独占欲強めな御曹司は、ウブな婚約者を新妻に所望する
「アイツには幸せになってほしいって、俺なりに思ってるんだ。結婚してすぐに離婚なんてことになったら、ふたりが傷つくだけだろ」

ほんの少し寂しそうな微笑みに、私は思わず彼の左手をギュッと握った。彼は驚いた表情を浮かべる。この人はふたりのために悪役を演じていることを知る。

「その気持ちをそのまま伝えてあげたら? 今までの行いが悪かったから、交際を全否定されてるって大輝さんは思ってるよ」
おずおず話す私に彼はそのうちな、と言う。

この人は私が思っている以上に温かな人なのかもしれない。ほんの少し感情を素直に表すのが苦手なだけで。外見も肩書もこれほどまでに完璧で近寄りがたいから横暴だって思ってしまうけれど本当の彼はちがうのかもしれない。

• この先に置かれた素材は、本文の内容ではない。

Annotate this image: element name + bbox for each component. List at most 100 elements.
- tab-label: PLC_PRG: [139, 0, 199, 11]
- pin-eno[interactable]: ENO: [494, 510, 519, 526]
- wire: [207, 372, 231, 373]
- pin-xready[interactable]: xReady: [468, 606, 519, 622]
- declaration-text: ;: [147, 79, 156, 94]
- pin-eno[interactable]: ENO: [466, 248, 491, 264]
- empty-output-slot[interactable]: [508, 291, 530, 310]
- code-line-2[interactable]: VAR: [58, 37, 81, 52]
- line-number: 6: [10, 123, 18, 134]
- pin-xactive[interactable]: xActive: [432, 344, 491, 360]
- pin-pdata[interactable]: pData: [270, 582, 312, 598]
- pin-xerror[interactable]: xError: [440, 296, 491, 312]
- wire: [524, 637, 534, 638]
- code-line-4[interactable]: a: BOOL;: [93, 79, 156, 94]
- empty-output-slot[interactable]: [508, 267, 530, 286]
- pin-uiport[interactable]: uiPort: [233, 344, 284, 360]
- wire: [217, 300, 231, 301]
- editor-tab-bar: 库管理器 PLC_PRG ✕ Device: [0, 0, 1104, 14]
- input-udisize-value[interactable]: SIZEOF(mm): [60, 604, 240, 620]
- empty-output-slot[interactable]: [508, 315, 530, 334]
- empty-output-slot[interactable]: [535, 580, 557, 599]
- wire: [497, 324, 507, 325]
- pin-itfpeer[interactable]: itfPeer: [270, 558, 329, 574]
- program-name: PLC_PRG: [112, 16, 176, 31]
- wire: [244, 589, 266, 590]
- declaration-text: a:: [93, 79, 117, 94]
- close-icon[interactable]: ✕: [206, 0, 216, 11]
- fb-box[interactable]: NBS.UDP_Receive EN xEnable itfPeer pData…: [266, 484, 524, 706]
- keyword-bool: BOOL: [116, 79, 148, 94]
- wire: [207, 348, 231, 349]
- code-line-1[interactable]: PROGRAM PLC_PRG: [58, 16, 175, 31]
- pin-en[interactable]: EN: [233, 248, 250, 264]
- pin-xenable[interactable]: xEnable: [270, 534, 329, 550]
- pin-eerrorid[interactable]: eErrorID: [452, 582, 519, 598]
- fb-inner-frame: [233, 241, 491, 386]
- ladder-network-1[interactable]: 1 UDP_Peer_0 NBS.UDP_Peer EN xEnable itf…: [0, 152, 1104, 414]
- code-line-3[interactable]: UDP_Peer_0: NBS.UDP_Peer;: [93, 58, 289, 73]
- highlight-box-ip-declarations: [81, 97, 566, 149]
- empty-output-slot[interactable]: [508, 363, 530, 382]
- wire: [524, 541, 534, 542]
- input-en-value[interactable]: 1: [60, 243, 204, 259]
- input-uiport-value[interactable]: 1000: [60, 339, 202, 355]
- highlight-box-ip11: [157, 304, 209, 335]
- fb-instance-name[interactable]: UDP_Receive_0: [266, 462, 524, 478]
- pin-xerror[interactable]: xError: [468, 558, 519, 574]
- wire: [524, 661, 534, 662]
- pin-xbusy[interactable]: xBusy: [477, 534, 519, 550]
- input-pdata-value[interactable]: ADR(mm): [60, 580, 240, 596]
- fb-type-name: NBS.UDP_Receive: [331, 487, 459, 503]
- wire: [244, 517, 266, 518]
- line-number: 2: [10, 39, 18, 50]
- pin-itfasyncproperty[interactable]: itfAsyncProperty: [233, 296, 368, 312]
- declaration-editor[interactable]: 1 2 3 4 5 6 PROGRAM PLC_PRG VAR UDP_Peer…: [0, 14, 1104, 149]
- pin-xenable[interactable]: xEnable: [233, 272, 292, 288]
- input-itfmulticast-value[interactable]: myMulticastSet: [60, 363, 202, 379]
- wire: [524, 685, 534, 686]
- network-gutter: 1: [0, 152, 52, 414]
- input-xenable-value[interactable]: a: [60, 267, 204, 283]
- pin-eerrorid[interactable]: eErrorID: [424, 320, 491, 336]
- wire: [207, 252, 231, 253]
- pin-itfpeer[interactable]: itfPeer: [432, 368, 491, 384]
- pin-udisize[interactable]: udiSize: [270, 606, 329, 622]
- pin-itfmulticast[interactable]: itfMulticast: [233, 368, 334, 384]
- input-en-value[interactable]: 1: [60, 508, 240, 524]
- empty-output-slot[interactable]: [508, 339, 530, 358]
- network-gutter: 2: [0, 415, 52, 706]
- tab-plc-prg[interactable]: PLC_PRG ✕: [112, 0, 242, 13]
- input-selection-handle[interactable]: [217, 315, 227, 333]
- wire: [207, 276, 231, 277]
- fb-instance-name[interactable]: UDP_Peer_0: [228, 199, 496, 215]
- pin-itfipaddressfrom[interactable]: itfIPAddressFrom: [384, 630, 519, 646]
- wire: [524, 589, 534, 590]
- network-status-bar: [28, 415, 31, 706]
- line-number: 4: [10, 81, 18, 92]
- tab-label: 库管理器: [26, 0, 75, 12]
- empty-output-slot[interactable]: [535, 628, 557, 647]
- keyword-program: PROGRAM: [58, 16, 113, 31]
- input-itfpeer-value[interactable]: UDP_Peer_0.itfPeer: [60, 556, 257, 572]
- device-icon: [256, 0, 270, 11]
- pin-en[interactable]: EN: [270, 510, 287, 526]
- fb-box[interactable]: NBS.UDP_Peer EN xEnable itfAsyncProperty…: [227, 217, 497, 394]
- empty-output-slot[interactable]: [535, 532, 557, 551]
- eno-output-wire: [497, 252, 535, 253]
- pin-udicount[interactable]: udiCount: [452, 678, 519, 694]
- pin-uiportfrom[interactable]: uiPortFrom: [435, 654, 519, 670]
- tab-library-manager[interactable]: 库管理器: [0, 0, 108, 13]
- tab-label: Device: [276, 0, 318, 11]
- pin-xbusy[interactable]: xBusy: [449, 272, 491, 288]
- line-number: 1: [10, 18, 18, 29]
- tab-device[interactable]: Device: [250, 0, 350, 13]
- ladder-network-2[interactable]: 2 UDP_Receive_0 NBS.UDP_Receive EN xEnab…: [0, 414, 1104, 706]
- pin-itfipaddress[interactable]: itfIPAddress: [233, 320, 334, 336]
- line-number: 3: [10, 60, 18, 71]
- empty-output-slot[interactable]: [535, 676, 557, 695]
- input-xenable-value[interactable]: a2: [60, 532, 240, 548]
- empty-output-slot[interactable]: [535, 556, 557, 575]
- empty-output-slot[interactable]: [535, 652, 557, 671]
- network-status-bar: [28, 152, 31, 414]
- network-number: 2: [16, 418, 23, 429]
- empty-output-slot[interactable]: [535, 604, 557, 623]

この人のことがもっと知りたい。この人の傍にいたい。直感的にそう思った。

「その件も含めて、橙花は俺とここに住めよ」
いきなり調子が戻った彼が言う。突然の申し出に私は首を傾げる。

「どの件?」
はあ、と彼は頭を抱えて私を胡乱な目で見る。本当にどんな表情をしていてもこの人は様になる。

「橙花の姉と大輝の仲を俺に認めさせる件。橙花が俺の本物の婚約者になるために考える件」
淡々と業務内容を伝えるような口調で言われる。そんな威圧的な言い方をしなくてもいいのに。

「どうしてそのために一緒に住む羽目になるのよ⁉」
素っ頓狂な声を上げる私に、彼は当然とばかりに言い返す。